# Kettlebell training



## Odin (Jul 20, 2007)

How many of you that train in mma use kettlebells for strength training?

how have you found them as a training tool?

Heres a link with some exercises for you to try.

http://www.grapplearts.com/Kettlebell-MMA-Training.htm


----------



## HKphooey (Jul 20, 2007)

Thanks,

I aslo post a few links a while back....

http://www.martialtalk.com/forum/showthread.php?t=34889&highlight=kettlebell


----------



## Drac (Jul 20, 2007)

I keep getting information sent to the house...They look good and I understand the concept of kettlebells versus regular dumbells, but the kettlebell stuff is EXPENSIVE...


----------



## Odin (Jul 20, 2007)

Im at present trying to convince my gym to get some...the ones at my MMA gym are always being used.

Has anyone tried out any of the sledgehammer stuff?

what did you think of it?


----------



## PictonMA (Jul 20, 2007)

I've been looking at buying some kettlebells but as mentioned they are very expensive and the shipping charges are also a killer.
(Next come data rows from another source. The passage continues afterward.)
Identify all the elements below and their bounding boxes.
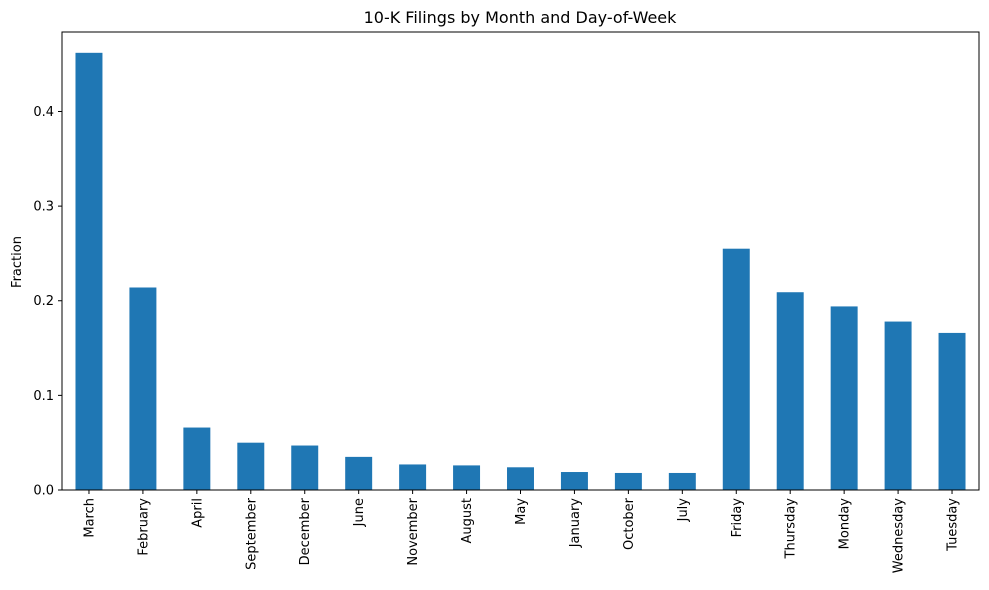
x-tick-label: Monday (838, 498, 853, 550)
bar-november (399, 464, 427, 490)
bar-august (453, 465, 481, 490)
y-tick-label: 0.3 (33, 200, 54, 215)
x-tick-label: March (82, 498, 97, 538)
x-tick-label: May (514, 498, 529, 525)
bar-february (129, 287, 157, 490)
y-axis-label: Fraction (10, 236, 25, 288)
plot-frame (61, 31, 980, 491)
y-tick-label: 0.0 (33, 484, 54, 499)
bar-october (614, 472, 642, 490)
x-tick-label: February (136, 498, 151, 556)
x-tick-label: Friday (730, 498, 745, 538)
bars-group (75, 52, 966, 491)
bar-april (183, 427, 211, 490)
y-tick-label: 0.2 (33, 294, 54, 309)
bar-thursday (776, 292, 804, 490)
x-tick-label: July (676, 498, 691, 523)
x-tick-label: October (622, 497, 637, 550)
bar-wednesday (884, 321, 912, 490)
x-tick-label: January (568, 498, 583, 549)
bar-september (237, 442, 265, 490)
x-tick-label: Thursday (784, 498, 799, 560)
bar-friday (722, 248, 750, 490)
bar-july (668, 472, 696, 490)
x-tick-label: April (190, 498, 205, 528)
bar-may (507, 467, 534, 490)
x-tick-label: December (298, 497, 313, 565)
y-axis: 0.0 0.1 0.2 0.3 0.4 (33, 105, 62, 499)
x-axis: March February April September December June N… (82, 490, 961, 574)
y-tick-label: 0.1 (33, 389, 54, 404)
bar-january (560, 472, 588, 490)
x-tick-label: November (406, 497, 421, 565)
x-tick-label: August (460, 498, 475, 544)
bar-december (291, 445, 319, 490)
bar-june (345, 456, 373, 490)
bar-march (75, 52, 103, 491)
x-tick-label: Tuesday (946, 498, 961, 552)
x-tick-label: Wednesday (892, 498, 907, 574)
y-tick-label: 0.4 (33, 105, 54, 120)
bar-tuesday (938, 332, 966, 490)
x-tick-label: September (244, 497, 259, 570)
chart-title: 10-K Filings by Month and Day-of-Week (364, 8, 678, 27)
x-tick-label: June (352, 498, 367, 527)
bar-monday (830, 306, 858, 490)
I've got a bunch of sledgehammer and tractor tire drills that I do on Wednesday's as part of my strength and conditioning training.  I started out with a light sledgehammer (8lbs) but have moved up to a 16lb one, it's hardcore.


----------



## Brian R. VanCise (Jul 20, 2007)

I love kettlebell training but everyone is very right in that they are incredibly expensive.  A good friend of mine is the local expert per se in Michigan.  He trains with all the best guys and is a martial artist as well.
Here is his website: http://extremeathletictraining.com/default.aspx


----------



## Marvin (Jul 21, 2007)

I think kettlebells are a nice addition or switch for your work outs. And they are very pricey. Once in a while you can find a set on ebay and pick them up there.  Some (not all) kettlebell drills can be done with dumbbells tho'.



Brian R. VanCise said:


> I love kettlebell training but everyone is very right in that they are incredibly expensive. A good friend of mine is the local expert per se in Michigan. He trains with all the best guys and is a martial artist as well.
> Here is his website: http://extremeathletictraining.com/default.aspx


Man, Ken is a monster!!! I haven't seen him in years!!!


----------



## tahuti (Jul 21, 2007)

Kettlebell vs dumbell is ongoing debate. Nothing special, just a bit different exercise. You don't find certified dumbell instructor, why kettlebell needs one? Kettlebells are nice addition, but price/space is problem. Homemade weight equipment look for kettlebells: http://www.angelfire.com/ny5/shenandoah/Grunt/Isotonic.html


----------



## Brian Jones (Jul 21, 2007)

I like the kettlebells.  Yes, they are expensive, but it's not like you need to buy new ones every week.  And the size and weight distribution do make them quite a bit different then barbells.

Brian Jones


----------